Case Presentation: A previously healthy 27 year old female was admitted with a severe cough and pleuritic chest pain after being treated as an outpatient for tonsillitis/pharyngitis 3 weeks prior to admission. Her initial outpatient complaint was sore throat, which was thought to be viral. However, after symptoms did not improve she was treated with a course of antibiotics and subsequently with oral steroids. On presentation her chief complaints were a severe cough for a week, pleuritic chest pain, and odynophagia. She was afebrile, BP 130/80, HR 90, RR20 with 100% SpO2 on RA. On exam she had decreased breath sounds on the left, and a tender neck on palpation. Labs revealed a WBC of 30.7 with 5% bands and negative blood cultures. CT of the chest and neck revealed a large loculated left sided empyema containing numerous foci of gas and a right internal jugular (IJ) vein thrombus from skull base to the level of the thyroid gland. She underwent surgical exploration of the neck that was negative for abscess and received a chest tube. Pleural fluid grew Fusobacterium necrophorum that confirmed the diagnosis of Lemierre’s Syndrome. After resolution of the empyema, her chest tube was pulled and she was discharged home with IV ertapenem for 4 weeks and aspirin 81mg daily, with outpatient follow up.

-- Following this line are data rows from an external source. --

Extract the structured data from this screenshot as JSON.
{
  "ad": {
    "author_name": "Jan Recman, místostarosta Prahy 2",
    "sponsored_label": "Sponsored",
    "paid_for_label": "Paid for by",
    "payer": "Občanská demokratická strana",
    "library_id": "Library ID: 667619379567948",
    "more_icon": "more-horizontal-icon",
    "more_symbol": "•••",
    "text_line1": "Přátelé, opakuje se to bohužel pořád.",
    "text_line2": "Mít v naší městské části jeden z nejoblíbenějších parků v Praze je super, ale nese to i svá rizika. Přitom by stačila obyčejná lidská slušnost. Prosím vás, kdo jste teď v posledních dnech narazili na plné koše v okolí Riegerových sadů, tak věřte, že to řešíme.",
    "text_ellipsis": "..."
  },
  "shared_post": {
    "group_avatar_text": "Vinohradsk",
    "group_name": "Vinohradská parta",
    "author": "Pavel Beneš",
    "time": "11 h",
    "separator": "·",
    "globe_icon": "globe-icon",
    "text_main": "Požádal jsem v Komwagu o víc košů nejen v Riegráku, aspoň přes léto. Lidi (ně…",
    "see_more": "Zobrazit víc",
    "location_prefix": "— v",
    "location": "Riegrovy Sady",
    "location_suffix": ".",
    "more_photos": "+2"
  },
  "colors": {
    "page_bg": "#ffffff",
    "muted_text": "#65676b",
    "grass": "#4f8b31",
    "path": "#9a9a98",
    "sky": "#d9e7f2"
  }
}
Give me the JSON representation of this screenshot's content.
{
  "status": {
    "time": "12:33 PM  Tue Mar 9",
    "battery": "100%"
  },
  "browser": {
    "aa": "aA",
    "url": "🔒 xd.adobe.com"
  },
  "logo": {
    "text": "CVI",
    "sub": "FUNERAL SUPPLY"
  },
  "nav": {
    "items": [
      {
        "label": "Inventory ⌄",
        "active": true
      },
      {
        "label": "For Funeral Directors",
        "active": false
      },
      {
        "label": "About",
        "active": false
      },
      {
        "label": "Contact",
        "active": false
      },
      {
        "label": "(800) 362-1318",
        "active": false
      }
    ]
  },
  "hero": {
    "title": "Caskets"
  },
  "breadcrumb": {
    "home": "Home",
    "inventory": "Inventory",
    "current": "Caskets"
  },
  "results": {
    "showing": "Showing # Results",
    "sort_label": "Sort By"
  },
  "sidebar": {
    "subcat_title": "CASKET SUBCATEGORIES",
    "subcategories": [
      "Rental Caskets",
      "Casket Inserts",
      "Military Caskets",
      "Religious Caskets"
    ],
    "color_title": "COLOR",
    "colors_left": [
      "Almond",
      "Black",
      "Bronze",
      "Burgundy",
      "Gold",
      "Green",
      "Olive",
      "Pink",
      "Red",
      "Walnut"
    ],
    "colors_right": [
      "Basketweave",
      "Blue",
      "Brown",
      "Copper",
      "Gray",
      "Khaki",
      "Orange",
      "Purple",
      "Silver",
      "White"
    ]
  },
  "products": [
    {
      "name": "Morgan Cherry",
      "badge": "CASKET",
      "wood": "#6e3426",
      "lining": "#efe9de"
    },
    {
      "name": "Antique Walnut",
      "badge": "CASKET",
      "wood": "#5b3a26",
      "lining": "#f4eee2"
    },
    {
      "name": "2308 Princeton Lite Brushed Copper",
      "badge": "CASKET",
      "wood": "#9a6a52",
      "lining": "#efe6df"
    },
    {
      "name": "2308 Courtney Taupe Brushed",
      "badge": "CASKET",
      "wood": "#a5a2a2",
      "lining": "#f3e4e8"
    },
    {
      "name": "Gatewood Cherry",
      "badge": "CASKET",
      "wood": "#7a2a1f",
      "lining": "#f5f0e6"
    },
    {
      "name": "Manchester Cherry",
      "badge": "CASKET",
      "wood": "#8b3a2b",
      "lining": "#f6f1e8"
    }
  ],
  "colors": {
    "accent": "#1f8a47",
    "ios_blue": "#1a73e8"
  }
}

Discussion: Coined the “forgotten disease” after the discovery of penicillin, Lemierre’s Syndrome refers to a thrombophlebitis of the internal jugular vein typically after bacterial tonsillitis/pharyngitis. Symptoms start with a sore throat and fever, then progress to a swollen, tender, and typically unilateral neck pain. An increase in incidence has been reported, which may reflect antibiotic resistance or changes in antibiotic prescription patterns. If patients are not treated early, the bacterial oropharyngeal infection fusobacterium, results in a suppurative thrombophlebitis of the IJ vein which gives rise to septic emboli, most often affecting the lungs. F. necrophorum has also been shown to produce hemagglutinin, causing platelet aggregation that can lead to diffuse intravascular coagulation and thrombocytopenia. Early symptoms are nonspecific, thus patients presenting to the hospital after failed outpatient therapy need a high index of suspicion and prompt imaging with appropriate cultures. Despite the present era of antibiotics, due to severe complications, mortality has been reported in about 5% of cases. Treatment consists of long-term IV antibiotics and appropriate management of complications. The role of anticoagulation remains controversial.
Conclusions: An increasing incidence of this albeit rare disease mandates a high index of suspicion for the hospital physician who admits a formally healthy young patient with symptoms of neck pain, fever and a recent pharyngitis. Due to the morbidity and mortality associated with this condition, this is one entity that should never be forgotten.